Back

Speaker "Anirudh Todi" Details Back

 

Topic

TSAR (the TimeSeries AggregatoR) - How to Count Tens of Billions of Daily Events in Real Time Using Open Source Technologies

Abstract

Twitter’s 250 million users generate tens of billions of tweet views per day. Aggregating these events in real time – in a robust enough way to incorporate into our products – presents a massive scaling challenge. In this talk I’ll introduce TSAR (the TimeSeries AggregatoR), a robust, flexible, and scalable service for real-time event aggregation designed to solve this problem and a range of similar ones. I’ll discuss how we built TSAR using Python and Scala from the ground up, almost entirely on open-source technologies (Storm, Summingbird, Kafka, Aurora, and others), and describe some of the challenges we faced in scaling it to process tens of billions of events per day.

Profile

At Twitter, Anirudh works on the Data Platform team. Anirudh and his team are chartered with processing and understanding the vast body of data that is generated by the operation of the Twitter platform. Their technologies are used to provide insights both to platform engineering and to other teams throughout the company.

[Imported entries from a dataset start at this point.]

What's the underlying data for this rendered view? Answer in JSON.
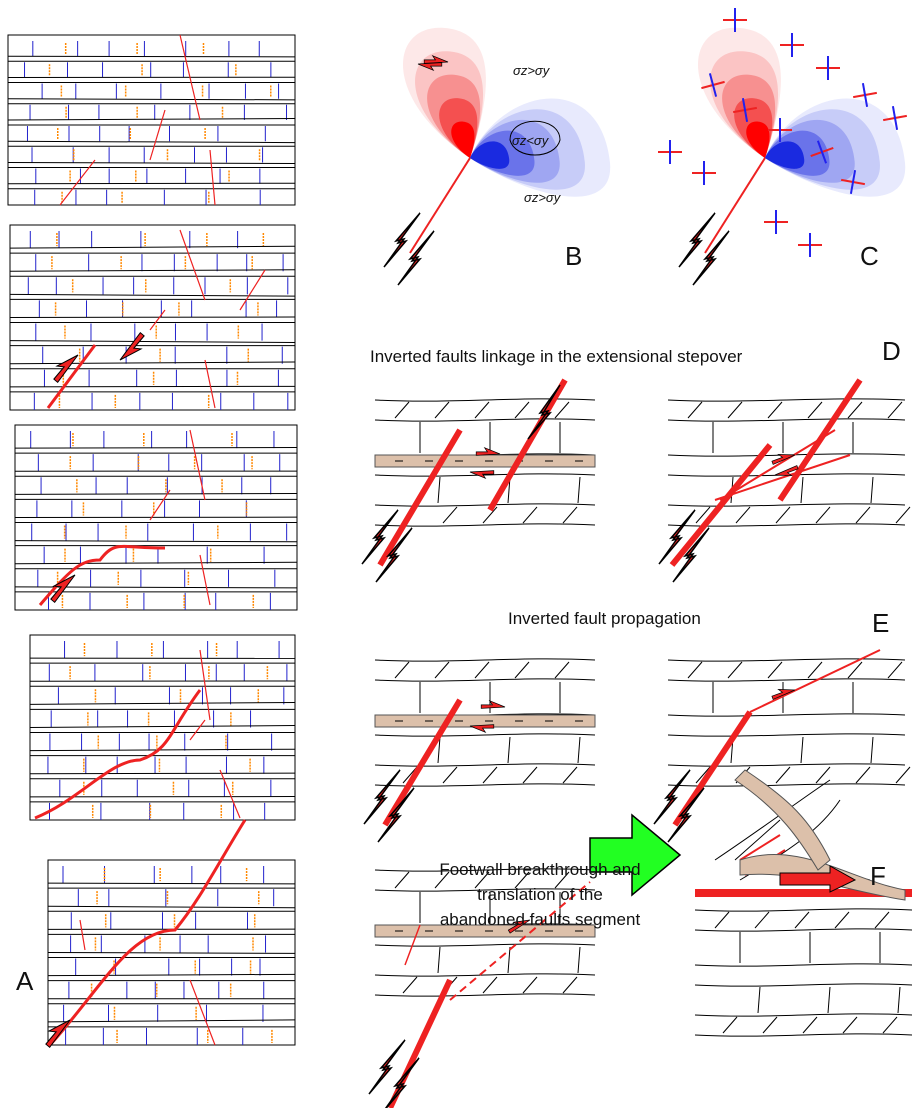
{
  "panels": {
    "a": {
      "label": "A"
    },
    "b": {
      "label": "B",
      "labels": [
        "σz>σy",
        "σz<σy",
        "σz>σy"
      ]
    },
    "c": {
      "label": "C"
    },
    "d": {
      "label": "D",
      "title": "Inverted faults linkage in the extensional stepover"
    },
    "e": {
      "label": "E",
      "title": "Inverted fault propagation"
    },
    "f": {
      "label": "F",
      "title_lines": [
        "Footwall breakthrough and",
        "translation of the",
        "abandoned faults segment"
      ]
    }
  }
}
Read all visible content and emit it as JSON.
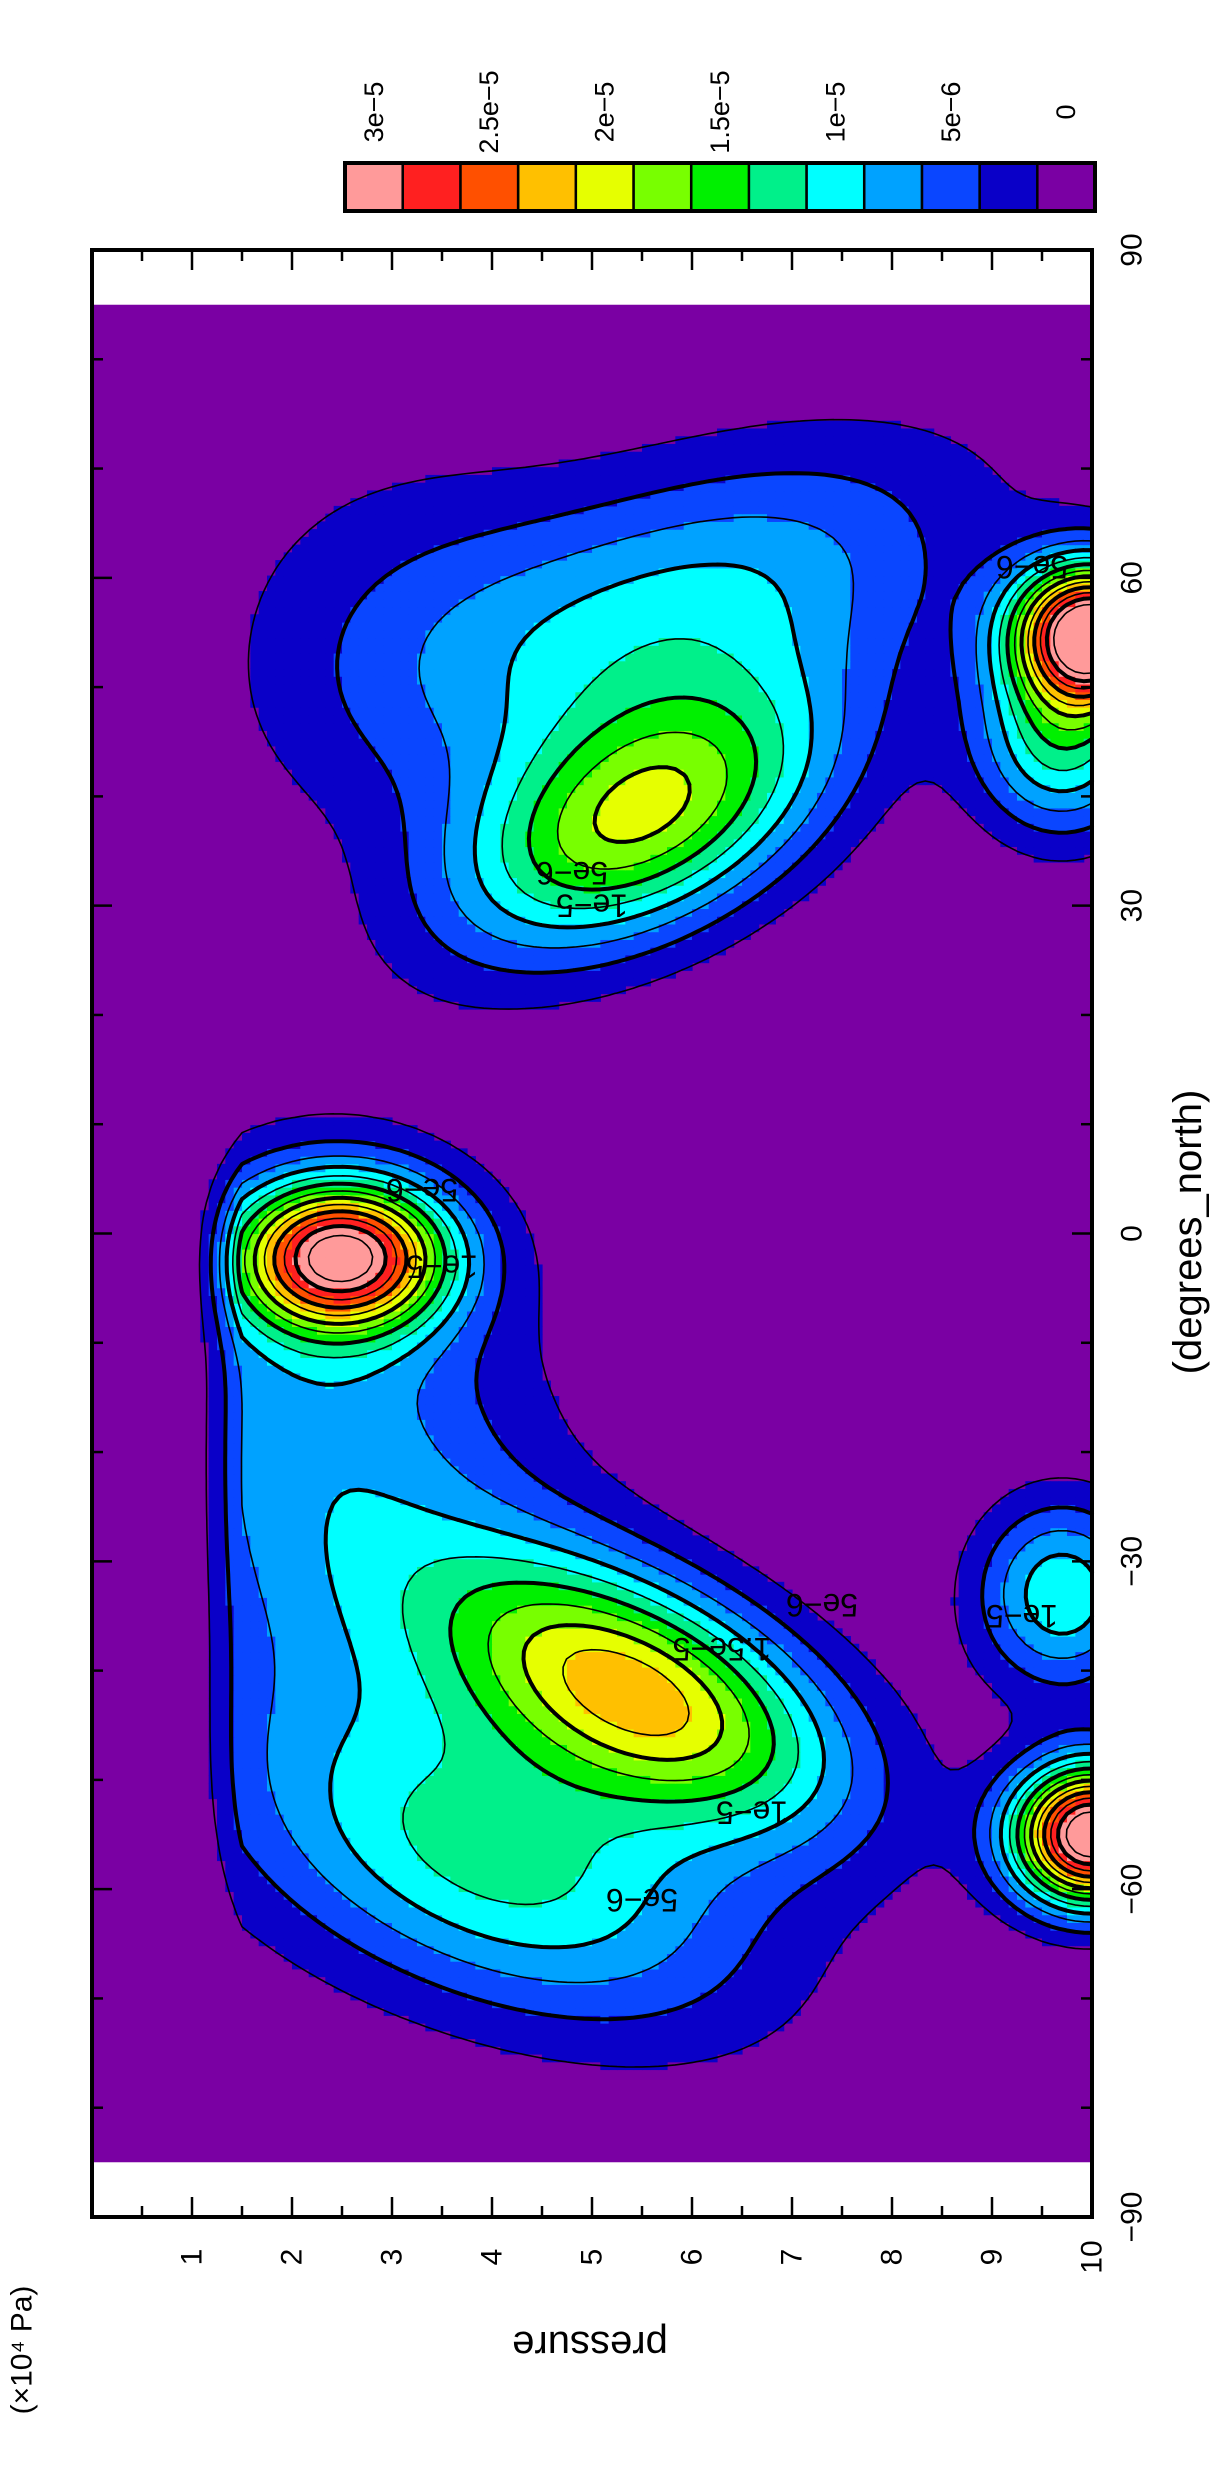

They build a range of cutting-edge services that can process petabytes of data per month in real time for insights into the usage patterns of the Twitter platform, and to build high-performance infrastructure to deliver those insights to Twitter and to Twitter’s partners. Anirudh has previously worked at Facebook helping scale their HBase cluster to process the billions of messages that are sent every day. At college, he built “Politify”, a startup that used financial data to model the US economy and simulate the impacts of political policies on American households. Additionally, he has experience working at a genomics startup and has taught a class on Open Source software while at UC Berkeley.